Overview of the PromptCBLUE Shared Task in CHIP2023
Wei Zhu, Xiaoling Wang, Mosha Chen, Buzhou Tang
TL;DR
PromptCBLUE reformulates the CBLUE medical NLP benchmark into a large-scale, Chinese-language prompt-tuning testbed to evaluate open-source LLMs. It spans 18 tasks across five cohorts and is assessed under two tracks—Parameter-efficient Fine-tuning (PEFT) and In-Context Learning (ICL)—using a unified prompt-response framework and a large pool of prompts. The study finds that 13B backbones with LoRA/QLoRA generally outperform 7B models under PEFT, while ICL remains challenging but benefits from improved demonstration retrieval and knapsack-based selection; data augmentation and chain-of-thought prompting also contribute to gains. Overall, PromptCBLUE provides a practical, privacy-friendly benchmark that informs development of Chinese medical LLMs and highlights effective prompt-tuning and demonstration-selection strategies for real-world MedNLP deployment.
Abstract
This paper presents an overview of the PromptCBLUE shared task (http://cips-chip.org.cn/2023/eval1) held in the CHIP-2023 Conference. This shared task reformualtes the CBLUE benchmark, and provide a good testbed for Chinese open-domain or medical-domain large language models (LLMs) in general medical natural language processing. Two different tracks are held: (a) prompt tuning track, investigating the multitask prompt tuning of LLMs, (b) probing the in-context learning capabilities of open-sourced LLMs.
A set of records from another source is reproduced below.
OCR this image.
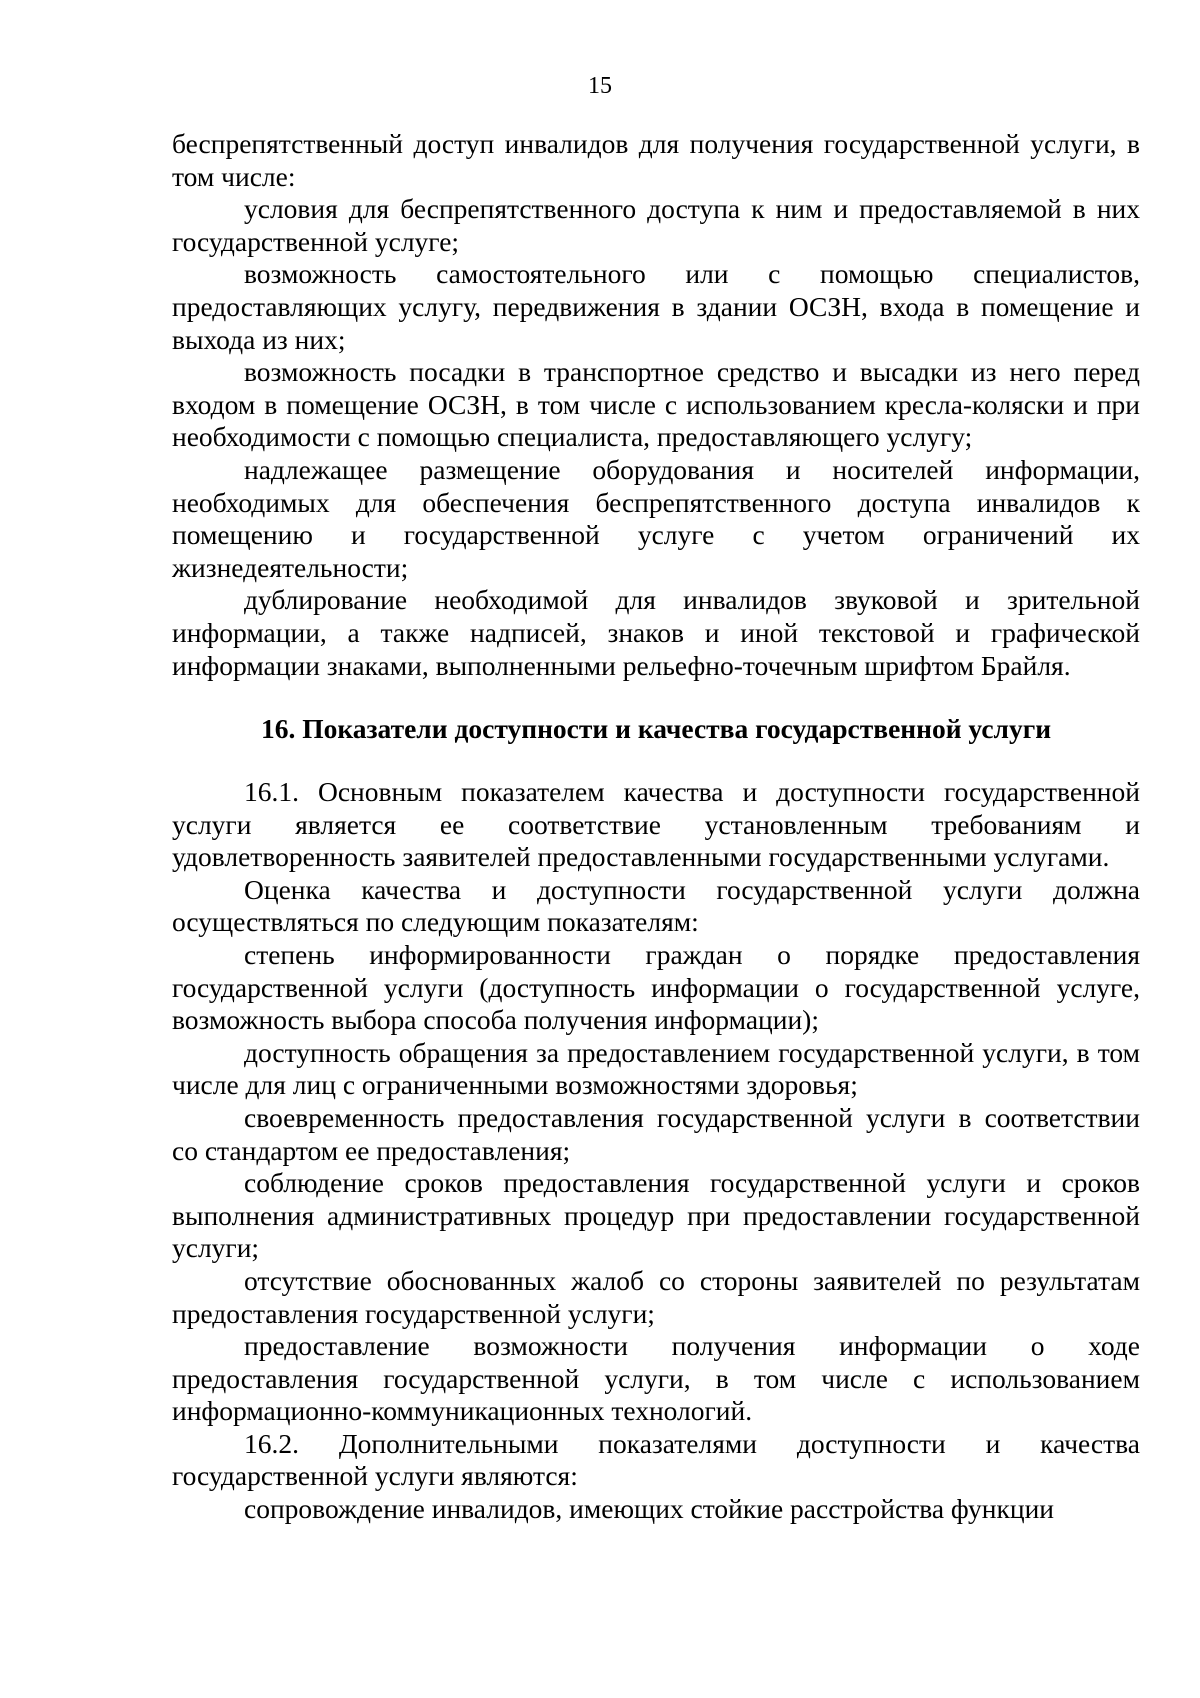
15

беспрепятственный доступ инвалидов для получения государственной услуги, в том числе:

условия для беспрепятственного доступа к ним и предоставляемой в них государственной услуге;

возможность самостоятельного или с помощью специалистов, предоставляющих услугу, передвижения в здании ОСЗН, входа в помещение и выхода из них;

возможность посадки в транспортное средство и высадки из него перед входом в помещение ОСЗН, в том числе с использованием кресла-коляски и при необходимости с помощью специалиста, предоставляющего услугу;

надлежащее размещение оборудования и носителей информации, необходимых для обеспечения беспрепятственного доступа инвалидов к помещению и государственной услуге с учетом ограничений их жизнедеятельности;

дублирование необходимой для инвалидов звуковой и зрительной информации, а также надписей, знаков и иной текстовой и графической информации знаками, выполненными рельефно-точечным шрифтом Брайля.

16. Показатели доступности и качества государственной услуги

16.1. Основным показателем качества и доступности государственной услуги является ее соответствие установленным требованиям и удовлетворенность заявителей предоставленными государственными услугами.

Оценка качества и доступности государственной услуги должна осуществляться по следующим показателям:

степень информированности граждан о порядке предоставления государственной услуги (доступность информации о государственной услуге, возможность выбора способа получения информации);

доступность обращения за предоставлением государственной услуги, в том числе для лиц с ограниченными возможностями здоровья;

своевременность предоставления государственной услуги в соответствии со стандартом ее предоставления;

соблюдение сроков предоставления государственной услуги и сроков выполнения административных процедур при предоставлении государственной услуги;

отсутствие обоснованных жалоб со стороны заявителей по результатам предоставления государственной услуги;

предоставление возможности получения информации о ходе предоставления государственной услуги, в том числе с использованием информационно-коммуникационных технологий.

16.2. Дополнительными показателями доступности и качества государственной услуги являются:

сопровождение инвалидов, имеющих стойкие расстройства функции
Many teams from both the industry and academia participated in the shared tasks, and the top teams achieved amazing test results. This paper describes the tasks, the datasets, evaluation metrics, and the top systems for both tasks. Finally, the paper summarizes the techniques and results of the evaluation of the various approaches explored by the participating teams.